Мужественный сипловатый голос придавал особенную грустную глубину словам Тимонина.
— Современность отталкивает моего друга Антона Коныча своей кажущейся фамильярностью, а прошлое морочит своей отдаленностью, и он идеализирует прошлое, не замечая его пошлости.
Истягин словно бы весь огнем взялся, когда Тимонин с дружеским пристрастием спросил: что думает о жизни наедине с самим собой?
— Я имею право так спрашивать, потому что я друг твой. Нина! Люби его!
Ссутулив плечи, Истягин исподлобным взглядом оборонялся от Федора, но безуспешно.
Тимонин с ласковой настырностью глубоко ввинчивался в жизнь Истягина, звал к откровенной исповеди перед молодым поколением, резко встряхнутым в колыбели военными и послевоенными потрясениями.
Тимонинские наметки плана будущей истягинской исповеди Истягин обрезал угрюмым, страшным своей безответственностью признанием: умел когда-то писать… финкой, но деквалифицировался.
Румянец заиграл на впалых щеках Нины.
— Ого, дядя Антон, да вы мужик тот самый! — воскликнула она. Запрокинув голову, впервые за этот день засмеялась.

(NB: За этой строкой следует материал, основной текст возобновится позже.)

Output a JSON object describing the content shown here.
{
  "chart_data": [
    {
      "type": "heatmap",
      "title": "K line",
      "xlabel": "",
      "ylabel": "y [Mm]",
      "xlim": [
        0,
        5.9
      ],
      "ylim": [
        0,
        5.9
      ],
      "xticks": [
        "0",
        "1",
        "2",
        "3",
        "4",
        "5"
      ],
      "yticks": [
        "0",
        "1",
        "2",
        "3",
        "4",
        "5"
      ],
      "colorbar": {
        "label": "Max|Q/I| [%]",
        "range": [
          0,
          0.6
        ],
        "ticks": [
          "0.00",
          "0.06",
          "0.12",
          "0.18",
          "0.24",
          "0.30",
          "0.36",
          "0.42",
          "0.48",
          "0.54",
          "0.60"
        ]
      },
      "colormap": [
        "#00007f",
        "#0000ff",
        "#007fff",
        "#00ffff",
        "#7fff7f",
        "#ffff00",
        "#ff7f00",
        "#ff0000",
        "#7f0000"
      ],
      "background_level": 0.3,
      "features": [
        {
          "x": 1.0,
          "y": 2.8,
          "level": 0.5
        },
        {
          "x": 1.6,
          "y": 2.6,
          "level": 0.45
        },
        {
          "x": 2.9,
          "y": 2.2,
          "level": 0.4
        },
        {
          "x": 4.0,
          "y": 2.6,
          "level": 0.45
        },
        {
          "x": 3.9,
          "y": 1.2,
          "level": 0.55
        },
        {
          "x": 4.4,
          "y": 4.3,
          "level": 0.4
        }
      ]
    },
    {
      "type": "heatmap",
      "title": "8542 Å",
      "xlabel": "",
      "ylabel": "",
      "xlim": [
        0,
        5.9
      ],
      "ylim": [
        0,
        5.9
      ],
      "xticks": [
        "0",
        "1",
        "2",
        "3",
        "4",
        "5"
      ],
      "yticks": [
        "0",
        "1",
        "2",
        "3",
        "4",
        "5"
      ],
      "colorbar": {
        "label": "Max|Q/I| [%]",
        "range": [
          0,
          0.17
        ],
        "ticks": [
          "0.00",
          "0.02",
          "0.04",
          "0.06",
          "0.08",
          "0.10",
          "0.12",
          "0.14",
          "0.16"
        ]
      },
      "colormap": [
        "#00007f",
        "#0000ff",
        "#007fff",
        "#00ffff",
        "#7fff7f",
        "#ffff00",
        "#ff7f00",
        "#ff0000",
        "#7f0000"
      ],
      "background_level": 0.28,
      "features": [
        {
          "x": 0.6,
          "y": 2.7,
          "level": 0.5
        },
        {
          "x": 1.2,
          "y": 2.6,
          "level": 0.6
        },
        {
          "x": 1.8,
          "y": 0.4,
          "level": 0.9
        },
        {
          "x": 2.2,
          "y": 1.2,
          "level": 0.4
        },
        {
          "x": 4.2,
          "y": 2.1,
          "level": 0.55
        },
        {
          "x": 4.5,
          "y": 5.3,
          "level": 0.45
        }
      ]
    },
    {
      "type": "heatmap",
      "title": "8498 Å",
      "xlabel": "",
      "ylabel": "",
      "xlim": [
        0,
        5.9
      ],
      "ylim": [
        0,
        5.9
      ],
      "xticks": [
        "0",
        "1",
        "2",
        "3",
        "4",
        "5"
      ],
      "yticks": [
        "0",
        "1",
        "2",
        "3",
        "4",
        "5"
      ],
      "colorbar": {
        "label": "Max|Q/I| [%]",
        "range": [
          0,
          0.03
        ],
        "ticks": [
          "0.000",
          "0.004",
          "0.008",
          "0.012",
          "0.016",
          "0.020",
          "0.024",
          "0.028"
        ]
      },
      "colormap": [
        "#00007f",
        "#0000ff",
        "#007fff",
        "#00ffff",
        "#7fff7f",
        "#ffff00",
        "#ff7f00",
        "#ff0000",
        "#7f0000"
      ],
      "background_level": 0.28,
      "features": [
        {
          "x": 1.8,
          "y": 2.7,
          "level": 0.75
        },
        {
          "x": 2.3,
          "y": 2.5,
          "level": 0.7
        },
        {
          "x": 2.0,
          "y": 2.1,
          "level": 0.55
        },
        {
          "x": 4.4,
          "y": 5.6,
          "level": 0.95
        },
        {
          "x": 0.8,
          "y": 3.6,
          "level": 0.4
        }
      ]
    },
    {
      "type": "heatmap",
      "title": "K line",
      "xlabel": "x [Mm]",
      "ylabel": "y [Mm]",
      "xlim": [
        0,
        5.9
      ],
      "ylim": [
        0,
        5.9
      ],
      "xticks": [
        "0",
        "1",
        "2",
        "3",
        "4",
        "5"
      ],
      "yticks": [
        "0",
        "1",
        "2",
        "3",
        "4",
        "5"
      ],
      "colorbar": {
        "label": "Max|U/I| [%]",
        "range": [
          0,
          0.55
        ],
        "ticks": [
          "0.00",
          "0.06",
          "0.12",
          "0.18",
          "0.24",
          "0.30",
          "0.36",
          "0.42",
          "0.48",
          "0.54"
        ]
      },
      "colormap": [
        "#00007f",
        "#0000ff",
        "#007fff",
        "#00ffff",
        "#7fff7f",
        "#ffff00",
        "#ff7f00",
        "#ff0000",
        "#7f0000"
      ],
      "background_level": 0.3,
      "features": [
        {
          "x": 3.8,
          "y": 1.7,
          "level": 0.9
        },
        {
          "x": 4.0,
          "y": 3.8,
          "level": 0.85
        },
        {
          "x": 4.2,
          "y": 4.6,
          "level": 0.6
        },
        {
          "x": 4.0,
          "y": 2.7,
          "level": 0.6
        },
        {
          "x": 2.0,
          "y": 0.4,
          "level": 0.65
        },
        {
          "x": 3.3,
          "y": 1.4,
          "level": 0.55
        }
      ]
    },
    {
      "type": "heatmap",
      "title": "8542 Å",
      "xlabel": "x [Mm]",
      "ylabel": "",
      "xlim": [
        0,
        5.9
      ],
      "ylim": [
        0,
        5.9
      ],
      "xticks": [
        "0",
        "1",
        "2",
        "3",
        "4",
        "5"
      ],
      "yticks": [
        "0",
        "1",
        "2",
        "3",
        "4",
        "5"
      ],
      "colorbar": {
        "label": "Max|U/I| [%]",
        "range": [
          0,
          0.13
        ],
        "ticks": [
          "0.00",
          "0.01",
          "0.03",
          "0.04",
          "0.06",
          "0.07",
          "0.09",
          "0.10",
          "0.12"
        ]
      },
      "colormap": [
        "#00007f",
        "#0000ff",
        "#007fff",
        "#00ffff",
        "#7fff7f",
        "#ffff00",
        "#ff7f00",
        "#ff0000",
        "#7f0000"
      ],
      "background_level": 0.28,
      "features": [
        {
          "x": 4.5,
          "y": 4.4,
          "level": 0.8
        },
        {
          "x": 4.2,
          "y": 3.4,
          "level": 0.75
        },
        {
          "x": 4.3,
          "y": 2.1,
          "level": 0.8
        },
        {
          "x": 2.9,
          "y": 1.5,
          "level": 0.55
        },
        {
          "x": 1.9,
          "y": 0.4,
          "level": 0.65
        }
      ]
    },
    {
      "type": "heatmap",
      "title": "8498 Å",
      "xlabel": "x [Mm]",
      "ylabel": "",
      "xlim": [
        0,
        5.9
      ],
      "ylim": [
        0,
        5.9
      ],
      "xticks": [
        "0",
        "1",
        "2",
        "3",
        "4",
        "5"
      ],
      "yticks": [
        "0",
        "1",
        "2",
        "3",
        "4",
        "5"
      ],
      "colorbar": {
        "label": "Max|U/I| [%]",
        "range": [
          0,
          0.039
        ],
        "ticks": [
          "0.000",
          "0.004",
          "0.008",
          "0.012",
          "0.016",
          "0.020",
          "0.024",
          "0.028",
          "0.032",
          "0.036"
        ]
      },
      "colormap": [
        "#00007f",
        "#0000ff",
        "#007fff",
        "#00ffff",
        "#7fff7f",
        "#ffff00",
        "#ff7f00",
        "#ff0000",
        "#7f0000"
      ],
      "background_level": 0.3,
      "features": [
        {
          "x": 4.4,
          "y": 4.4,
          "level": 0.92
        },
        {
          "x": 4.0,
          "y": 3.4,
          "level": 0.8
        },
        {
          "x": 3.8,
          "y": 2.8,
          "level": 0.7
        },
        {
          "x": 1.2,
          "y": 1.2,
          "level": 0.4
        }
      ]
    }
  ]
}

Истягин, очевидно, мимолетно почувствовал ее особенную, неброскую нежную женственность. И он улыбнулся: швы, которыми был весь исстрочен изнутри, расползались — и он вроде бы очнулся. Она сказала, что Истягин понравился ей какой-то грустной значительностью. И попросила рассказать что-нибудь: в поисках фольклора исходил весь край…
— Рассказик слышал я от старика. Могут ли малолетние дети нести моральную ответственность перед взрослыми за свою забывчивость… — сказал Истягин.

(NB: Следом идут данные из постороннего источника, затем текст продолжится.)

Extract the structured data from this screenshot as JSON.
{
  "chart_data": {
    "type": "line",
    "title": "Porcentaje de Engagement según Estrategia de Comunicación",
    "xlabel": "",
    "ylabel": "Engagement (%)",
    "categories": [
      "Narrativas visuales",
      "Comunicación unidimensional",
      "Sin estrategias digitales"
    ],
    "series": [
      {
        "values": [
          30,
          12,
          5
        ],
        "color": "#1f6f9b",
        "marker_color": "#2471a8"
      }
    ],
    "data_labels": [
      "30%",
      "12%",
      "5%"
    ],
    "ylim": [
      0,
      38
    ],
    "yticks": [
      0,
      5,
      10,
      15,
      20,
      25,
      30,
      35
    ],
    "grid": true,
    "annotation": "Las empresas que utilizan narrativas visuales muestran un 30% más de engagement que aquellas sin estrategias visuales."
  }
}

Рассказик велся от первого лица с горькой покаянной исповедью, и, слушая, Нина еще сильнее привязывалась к Истягину.
— …В голодную весну мальчишка поехал с отцом за сеном для первотелки на старый двор — избу проели, остались дворовые постройки. Зимовали у дяди. Отец совсем ослаб, едва залез на лопас к прикладку сена. Кое-как расковырял вилами — зеленое! Засунет крюк в прикладок, вытянет клок — улыбается.

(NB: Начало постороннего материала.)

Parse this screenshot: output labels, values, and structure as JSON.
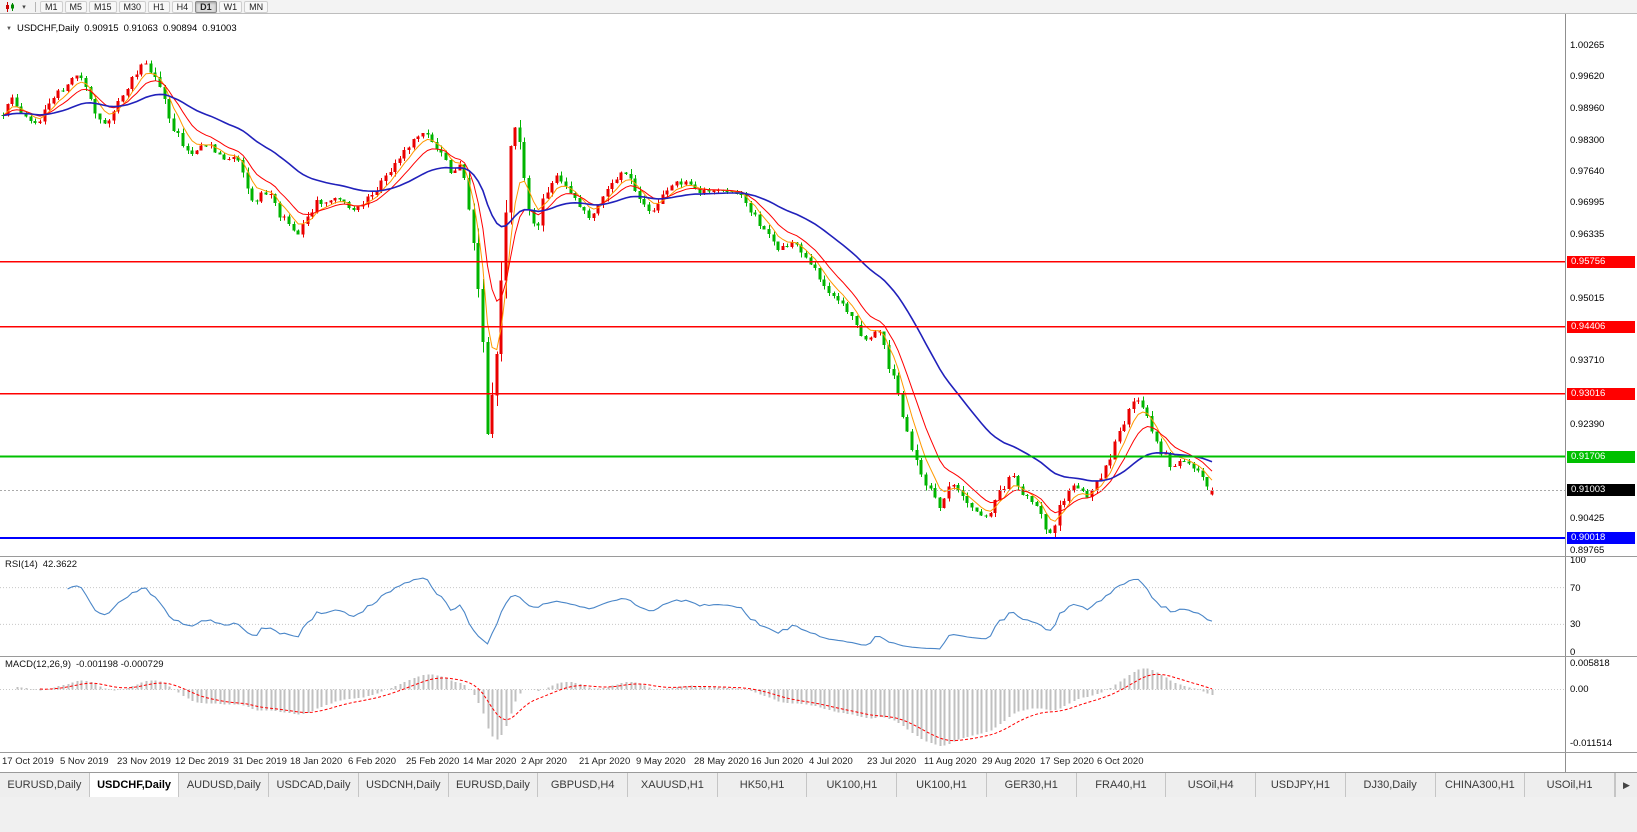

Десятилетний сынишка загляделся на лужу — отражались в луже вешние облака и сам он в малахае с исхудалым лицом.
«Иди, сынок, к шабрихе Нюрке, погрейся».
В теплой солнечной избе заигрался мальчишка с девчонкой, забыл про голод, по отца. Вбегает девчонкина мать:
«Сидишь? А там батя погибает…»
Отец, видно, тянул сено и свалился с лопаса под ноги лошади. Лежал он навзничь в снеговой луже, и лошадь обнюхивала его белое лицо.
Насилу взвалили его на дровни. Скрючило, не разогнется, язык отнялся. Глаза уже с какой-то вечной небесной голубинкой блуждали страдальчески и дико. У дяди изба забита детьми да еще постояльцами-цыганами — пустил на зиму. И хоть тиф-сыпняк выкосил наполовину, все же изба едва не разваливалась — в каждом уголке напичкано бредящими от хвори и голода существами. Под нарами у порога, ближе к свежему воздуху, положили отца.
Иногда он глазами манил сына, а сын боялся его, близко не подходил, весь дрожал. Мать, как ему потом припомнилось, холодновата была к отцу. И это ее отношение мальчик чувствовал и каменел сердцем к отцу. Он не видал кончины отца. Видел только, как зашел могильщик со своим напарником, — общество наняло их хоронить умирающих, и они каждый день объезжали село, заходили в избы, молча уносили покойников, клали на сани, везли на кладбище в братскую могилу.
Так вот, дети, говорил старик, мудрее взрослых и потому имеют право нести наказание наравне с ними. Взрослым надо подняться до уровня детской совестливости и способности к глубокому покаянию.
Нина смотрела на Истягина таким преданным и страдальческим взглядом, «каким первая христианка провожала на Голгофу Христа», — подумал Тимонин.
— Ну вот вам и русская психологическая размазня. Могла ли быть подобная клякса с ребенком и его родителями, скажем, у татар, не говоря уже о немцах или евреях? Но кто еще бессовестно разнагишается до сладострастия в своем самоуничижении? — сказал Тимонин.